Find the value of $\lfloor (\sqrt{21}+\sqrt{29})^{1984}\rfloor \mod 100$ My question is to find the value of $$\lfloor (\sqrt{21}+\sqrt{29})^{1984}\rfloor \mod 100$$
Mathematica told me the result is 71 and $$\lfloor (\sqrt{21}+\sqrt{29})^{20k+4}\rfloor \mod 100$$ is always 71 for $k\in \mathbb N$, can anyone explain the result?
 A: Let $\alpha = (\sqrt{21}+\sqrt{29})^{2} = 50 + 2 \sqrt{609}$. Then $\alpha^n = x_n + y_n \sqrt{609}$ with $x_n, y_n \in \mathbb Z$.
Let $\beta = (\sqrt{21}-\sqrt{29})^{2} = 50 - 2 \sqrt{609}$. Then $\beta^n = x_n + y_n \sqrt{609}$ and so $\alpha^n+\beta^n = 2x_n \in \mathbb Z$.
Since $0 < \beta < 1$, we get $\lfloor \alpha^n \rfloor = 2x_n-1$.

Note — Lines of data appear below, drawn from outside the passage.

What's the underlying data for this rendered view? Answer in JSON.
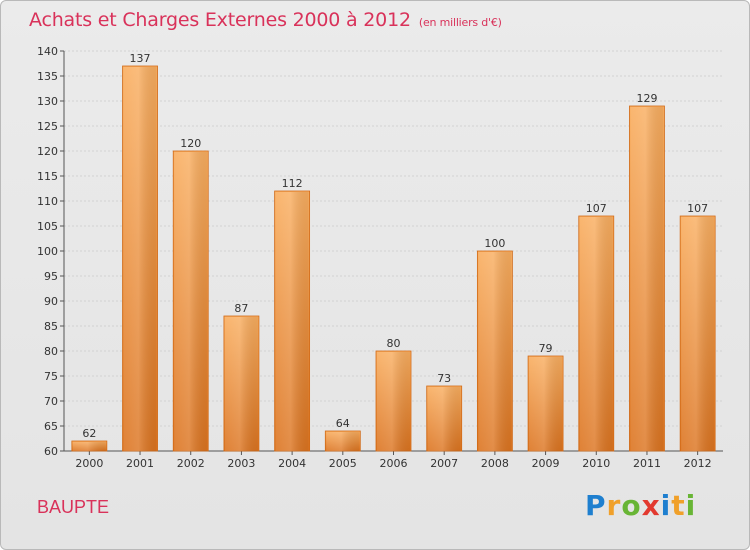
{
  "header": {
    "title": "Achats et Charges Externes 2000 à 2012",
    "unit": "(en milliers d'€)"
  },
  "town": "BAUPTE",
  "brand": {
    "text": "Proxiti",
    "letters": [
      {
        "ch": "P",
        "color": "#1e7fcf"
      },
      {
        "ch": "r",
        "color": "#f0a02a"
      },
      {
        "ch": "o",
        "color": "#68b535"
      },
      {
        "ch": "x",
        "color": "#e2392f"
      },
      {
        "ch": "i",
        "color": "#1e7fcf"
      },
      {
        "ch": "t",
        "color": "#f0a02a"
      },
      {
        "ch": "i",
        "color": "#68b535"
      }
    ]
  },
  "colors": {
    "title": "#d9325a",
    "bar_light": "#f7a85a",
    "bar_dark": "#e07a26",
    "bar_edge": "#d06a18"
  },
  "chart_data": {
    "type": "bar",
    "title": "Achats et Charges Externes 2000 à 2012",
    "xlabel": "",
    "ylabel": "",
    "categories": [
      "2000",
      "2001",
      "2002",
      "2003",
      "2004",
      "2005",
      "2006",
      "2007",
      "2008",
      "2009",
      "2010",
      "2011",
      "2012"
    ],
    "values": [
      62,
      137,
      120,
      87,
      112,
      64,
      80,
      73,
      100,
      79,
      107,
      129,
      107
    ],
    "ylim": [
      60,
      140
    ],
    "yticks": [
      60,
      65,
      70,
      75,
      80,
      85,
      90,
      95,
      100,
      105,
      110,
      115,
      120,
      125,
      130,
      135,
      140
    ],
    "grid": true
  }
}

Since $\alpha^2 = 100 \alpha -64$, we get $x_{n+2} = 100 x_{n+1} - 64 x_n$, with $x_0=1$ and $x_1=50$.
Let $z_n = x_n \bmod 100$. Then $z_{n+2} \equiv 36 z_n \bmod 100$ and so $z_{2n} \equiv 36^n \bmod 100$.
Now, $(\sqrt{21}+\sqrt{29})^{1984} = \alpha^{992}$ and so $z_{992} \equiv 36^{496} \bmod 100$.
Finally, $36^n \bmod 100$ is a pre-periodic sequence of period $5$ starting at $n=1$:
$$
1,36,96,56,16,76,36,96,56,16,76,\dots
$$
that is, $36^{n+5} \equiv 36^n \bmod 100$ for $n\ge 1$. In particular, $36^{5n+1} \equiv 36 \bmod 100$ for all $n$.
Since $496 =5 \cdot 99 + 1$, we get $36^{496} \equiv 36 \bmod 100$.
Therefore, $\lfloor (\sqrt{21}+\sqrt{29})^{1984}\rfloor = 2x_{992}-1 \equiv 2z_{992}-1 \equiv 2 \cdot 36 -1 = 71\bmod 100$.